I was working for a xtian attorney up until a couple of weeks ago. I was at the Workforce Solutions getting job leads. My pet peeve is that it is required to do a supervised job search at the workforce. Excuse me? This stupid rule makes it where you have to put up with screaming, crying brats that are running all over the place and the stupid parents are ignoring their litter of veals.
I know that parents have to look for employment, however, when the "father" is with a job counselor, does he have to bring his whole tribe to subject people to his genetic terrorists?
This child screamed so that I was tempted to grab her and throw her in the trash can.
I don't have any solutions for you.
I went through the same torture when I was going to a County hospital clinic for over a year because I had a parathyroid condition (I eventually had surgery...fixed it right up!) I was only working part-time and had no insurance, and no money. Whole families would accompany one patient, take up all the chairs in the waiting rooms, kids running around, yelling, etc. I was terribly tempted, SO many times, to sneak my cane in front of a mob of them.
The nurses and receptionists just ignored the mayhem; I guess they were used to it.
I did complain about it once, and the person I complained to whispered that "[certain ethnic groups] don't 'believe' in baby-sitters." If mother or grandma has to go to the doctor, the whole fam-damily goes with her.
Same thing on the in-patient floors...I was there for 6 days after my surgery, and the racket in the halls was incredible. Sounded like Party Time. In 4 or 5 different languages.
Yeah. I wanted to hit someone. Often.
Nothing worse than airplanes though...especially 20+ hour flights!

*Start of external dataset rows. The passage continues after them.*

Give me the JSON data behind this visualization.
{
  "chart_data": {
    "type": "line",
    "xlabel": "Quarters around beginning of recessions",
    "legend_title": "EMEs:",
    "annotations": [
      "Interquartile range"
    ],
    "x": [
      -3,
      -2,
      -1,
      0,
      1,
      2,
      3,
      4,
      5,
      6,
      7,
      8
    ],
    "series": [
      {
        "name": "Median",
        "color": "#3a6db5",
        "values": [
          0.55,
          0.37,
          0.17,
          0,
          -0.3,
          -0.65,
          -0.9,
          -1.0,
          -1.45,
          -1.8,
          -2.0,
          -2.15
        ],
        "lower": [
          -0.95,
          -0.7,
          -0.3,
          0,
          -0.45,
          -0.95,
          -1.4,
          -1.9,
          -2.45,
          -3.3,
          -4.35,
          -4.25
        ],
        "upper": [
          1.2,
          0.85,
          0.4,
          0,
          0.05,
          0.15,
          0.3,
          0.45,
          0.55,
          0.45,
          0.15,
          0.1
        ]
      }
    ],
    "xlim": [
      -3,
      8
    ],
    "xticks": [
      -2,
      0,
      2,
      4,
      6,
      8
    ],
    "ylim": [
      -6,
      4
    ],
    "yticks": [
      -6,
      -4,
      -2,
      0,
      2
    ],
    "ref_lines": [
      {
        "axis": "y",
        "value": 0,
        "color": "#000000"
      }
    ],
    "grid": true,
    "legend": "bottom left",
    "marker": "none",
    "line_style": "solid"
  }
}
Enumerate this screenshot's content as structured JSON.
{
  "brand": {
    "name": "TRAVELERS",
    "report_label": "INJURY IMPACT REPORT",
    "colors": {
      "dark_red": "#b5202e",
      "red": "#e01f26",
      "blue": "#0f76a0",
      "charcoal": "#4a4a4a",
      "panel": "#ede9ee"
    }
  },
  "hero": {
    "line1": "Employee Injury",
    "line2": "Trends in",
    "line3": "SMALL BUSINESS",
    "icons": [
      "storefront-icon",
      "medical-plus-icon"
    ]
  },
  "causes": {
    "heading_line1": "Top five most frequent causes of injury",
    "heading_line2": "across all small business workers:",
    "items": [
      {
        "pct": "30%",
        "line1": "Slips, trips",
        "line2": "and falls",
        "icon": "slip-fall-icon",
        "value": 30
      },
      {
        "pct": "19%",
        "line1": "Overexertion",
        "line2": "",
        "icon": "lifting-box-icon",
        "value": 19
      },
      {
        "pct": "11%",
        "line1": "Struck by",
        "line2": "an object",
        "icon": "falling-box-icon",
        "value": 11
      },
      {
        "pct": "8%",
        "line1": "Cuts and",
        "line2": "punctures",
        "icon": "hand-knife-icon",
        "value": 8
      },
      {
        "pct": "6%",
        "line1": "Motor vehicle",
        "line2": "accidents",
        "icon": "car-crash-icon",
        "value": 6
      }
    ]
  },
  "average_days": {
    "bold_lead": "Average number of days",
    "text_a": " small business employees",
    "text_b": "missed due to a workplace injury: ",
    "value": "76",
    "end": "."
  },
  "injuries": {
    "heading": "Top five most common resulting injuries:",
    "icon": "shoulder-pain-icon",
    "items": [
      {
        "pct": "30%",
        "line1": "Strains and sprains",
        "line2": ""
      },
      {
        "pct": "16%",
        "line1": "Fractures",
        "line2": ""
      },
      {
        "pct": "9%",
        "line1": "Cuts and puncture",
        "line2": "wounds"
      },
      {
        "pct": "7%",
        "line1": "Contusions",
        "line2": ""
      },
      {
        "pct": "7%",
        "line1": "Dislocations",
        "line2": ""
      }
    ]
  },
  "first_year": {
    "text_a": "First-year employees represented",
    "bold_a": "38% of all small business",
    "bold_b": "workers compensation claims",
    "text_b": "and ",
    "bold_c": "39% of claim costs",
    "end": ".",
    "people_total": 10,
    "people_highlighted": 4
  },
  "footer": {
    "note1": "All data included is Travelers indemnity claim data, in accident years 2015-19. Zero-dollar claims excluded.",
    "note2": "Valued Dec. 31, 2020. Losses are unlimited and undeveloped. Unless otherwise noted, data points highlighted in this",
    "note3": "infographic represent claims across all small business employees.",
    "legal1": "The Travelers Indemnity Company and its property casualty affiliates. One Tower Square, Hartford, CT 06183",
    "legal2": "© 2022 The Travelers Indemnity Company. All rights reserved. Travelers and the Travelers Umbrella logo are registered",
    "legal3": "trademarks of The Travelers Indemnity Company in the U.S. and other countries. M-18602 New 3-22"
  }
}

Try a 36+ hour train trip in coach class.
I absolutely love travelling by rail (and am so p*ssed-off at the TSA paranoia that I won't put up with any of their airport BS), but Amtrak has some trains in which the lower "deck" of one coach car is the "kiddie room." Books, games, DVD movies, etc. The rules say that a child must be accompanied by an adult in there, but the car attendants are usually too busy with other things to keep a constant eye on the playroom. (I have nothing but praise for Amtrak employees; it's a nearly impossible job, and the ones I've met do it with kindness, style, and humor.)
As long as the sliding door is closed, the noise doesn't carry to the passengers in the upper "deck," but on one trip there were so many kids running in and out, with the door opening and closing, that I finally asked the conductor if I could move to another car. She let me. No problem. But ever after that, I have always asked NOT to be put in the kiddie car when I book a trip. Or even near it. When somebody else is paying for the trip, I book a "sleeper." WONderful!
Change subject for a minute: I wish, oh, how I wish, that in the days when I left HOI the railroads hired women to work the trains! I would have jumped at the chance!
Rail is still "the only way to fly!" IMNSHO
I'm glad that you are better. I know about the ethnic thang. Certain ethnic groups are a pain in the rear. They do get mad when I say something about the overgrowth of granny's family. :-) I ran into one security guard in the waiting room at the Dr., she made a comment about the lack of chairs, so I told her to say something. She did. She said that due to overcrowding and the lack of seats for our elderly, only 1 person per patient and for the rest of the family to leave immediately.
They didn't like it but they left. When I was scheduled for surgery a whole tribe took up every seat in the waiting room. My mother asked me, did you leave your gun at home, I said, which one? She said your Desert Eagle. I said it is in the middle compartment in my purse, when my mother pulled the gun out, that waiting room was empty.
My mother was good in clearing a room.
Oooooh. I love that story! Wish I'd seen it!
After my parathyroid surgery, I was purple/bruised-looking from my chin down to my tits...I looked like an extra from a horror movie. As soon as they let me get out of bed, I put on a v-neck T-shirt (difficult with an IV in my arm, but I managed), and the matching sweat pants, and took my IV stand for a stroll through the waiting rooms and the coridors at least once a day. Cleared out some of the squeamish, but not all.
Heh! I've always enjoyed grossing people out. I figure that if they can't take it, they need to grow up. Life is not always sanitary and pretty. (I enjoy meeting with some of my high school classmates who actually became RNs...the stories they have to tell are fascinating and funny.)